巧い!手札を強化しつつコアを破壊する事で、行き成り機皇帝のパーツを揃えた!それも、最強の機皇帝であるグランエルのパーツを!


「合体せよ『機皇帝グランエル』!」
機皇帝グランエル:ATK?


「グランエルの攻守力は、私のライフポイントと等しくなる――よって、グランエルの攻守力は4000!」
機皇帝グランエル:ATK?→4000


初手から攻撃力4000のモンスターとは、此れは可成りのアドバンテージになるわね。
行き成り攻撃力4000のモンスターを呼び出すだなんて、遊戯さんでも簡単じゃないわ――流石アポリア、並の実力じゃないって言う所ね。



「カードを1枚セットしてターンエンド。」

「私のターン。
 機皇帝グランエル……その程度のモンスターで私を倒せると思ったら大間違いですよアポリア。君には絶対的絶望を味わって貰うとしまし
 ょう!己の考えが如何に愚かであったかを知ってもらう為にもね。」



「野郎、グランエルをその程度扱いかよ……ドンだけのモンスターが居やがるんだアイツのデッキは?」

「グランエルをその程度って言うんだから、反則級のカードが入ってるんじゃないのか?……どんな反則カードが出て来るか分からないが、
 そんなカードを使ってたんじゃ満足できないぜ。

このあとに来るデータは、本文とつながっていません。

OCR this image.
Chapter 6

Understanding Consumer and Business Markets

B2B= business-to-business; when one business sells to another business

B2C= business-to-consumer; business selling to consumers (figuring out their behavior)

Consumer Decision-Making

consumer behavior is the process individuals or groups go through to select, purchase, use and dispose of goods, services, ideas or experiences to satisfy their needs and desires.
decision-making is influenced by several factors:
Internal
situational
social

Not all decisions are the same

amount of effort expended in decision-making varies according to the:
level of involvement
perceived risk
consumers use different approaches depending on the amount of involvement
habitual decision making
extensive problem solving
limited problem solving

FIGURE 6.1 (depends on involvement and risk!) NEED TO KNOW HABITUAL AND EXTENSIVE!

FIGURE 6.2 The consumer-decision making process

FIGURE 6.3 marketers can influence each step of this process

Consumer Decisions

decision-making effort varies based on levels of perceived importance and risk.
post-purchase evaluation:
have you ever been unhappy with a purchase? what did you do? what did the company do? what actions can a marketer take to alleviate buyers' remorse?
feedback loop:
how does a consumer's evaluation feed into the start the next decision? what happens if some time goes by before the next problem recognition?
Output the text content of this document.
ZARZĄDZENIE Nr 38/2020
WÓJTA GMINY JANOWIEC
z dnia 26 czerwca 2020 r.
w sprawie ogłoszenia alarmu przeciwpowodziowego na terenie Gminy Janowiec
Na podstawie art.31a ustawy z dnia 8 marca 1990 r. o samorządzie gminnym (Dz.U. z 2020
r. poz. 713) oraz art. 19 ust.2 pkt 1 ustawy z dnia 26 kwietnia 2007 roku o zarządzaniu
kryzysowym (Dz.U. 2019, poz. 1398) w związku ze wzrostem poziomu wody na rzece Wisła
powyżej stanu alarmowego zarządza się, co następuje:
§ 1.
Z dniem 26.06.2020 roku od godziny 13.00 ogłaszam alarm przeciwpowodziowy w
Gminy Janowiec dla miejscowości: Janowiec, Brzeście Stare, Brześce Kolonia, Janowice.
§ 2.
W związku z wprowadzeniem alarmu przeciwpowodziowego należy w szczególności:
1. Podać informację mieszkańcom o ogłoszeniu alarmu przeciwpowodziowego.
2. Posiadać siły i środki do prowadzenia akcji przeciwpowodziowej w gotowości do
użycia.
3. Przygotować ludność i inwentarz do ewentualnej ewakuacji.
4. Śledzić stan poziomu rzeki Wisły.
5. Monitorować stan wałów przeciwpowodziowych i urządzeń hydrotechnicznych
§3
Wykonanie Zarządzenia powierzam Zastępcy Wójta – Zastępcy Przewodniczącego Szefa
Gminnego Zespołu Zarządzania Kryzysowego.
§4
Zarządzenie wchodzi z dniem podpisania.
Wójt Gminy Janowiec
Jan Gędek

」



確かに、グランエルを『その程度』扱いするって言う事は、ゾーンのデッキには機皇帝をも上回るモンスターが存在してる事になるんだけど、
其れは一体、どんなモンスターなのかしら?



「私のフィールド上にモンスターが存在しない時、このカードはリリースなしで召喚する事が出来る。出でよ『時械神メタイオン』!!」
時械神メタイオン:ATK0


「来たか、時械神メタイオン……君のエースモンスター!」



攻撃力0のモンスターがゾーンのエースモンスターですって?
でも、ゾーンの盟友のアポリアがそう言うのなら、きっとそうなんでしょうね……其れに、攻撃力が0なら其れを補って有り余る効果が有るっ
て言う事かもしれないからね。


時械神……その力、見せて貰うわ!











 To Be Continued… 






登場カード補足



犠牲の宝札
通常魔法
自分フィールド上のモンスター1体を選択して発動する。
選択したモンスターを破壊し、デッキからカードを2枚ドローする。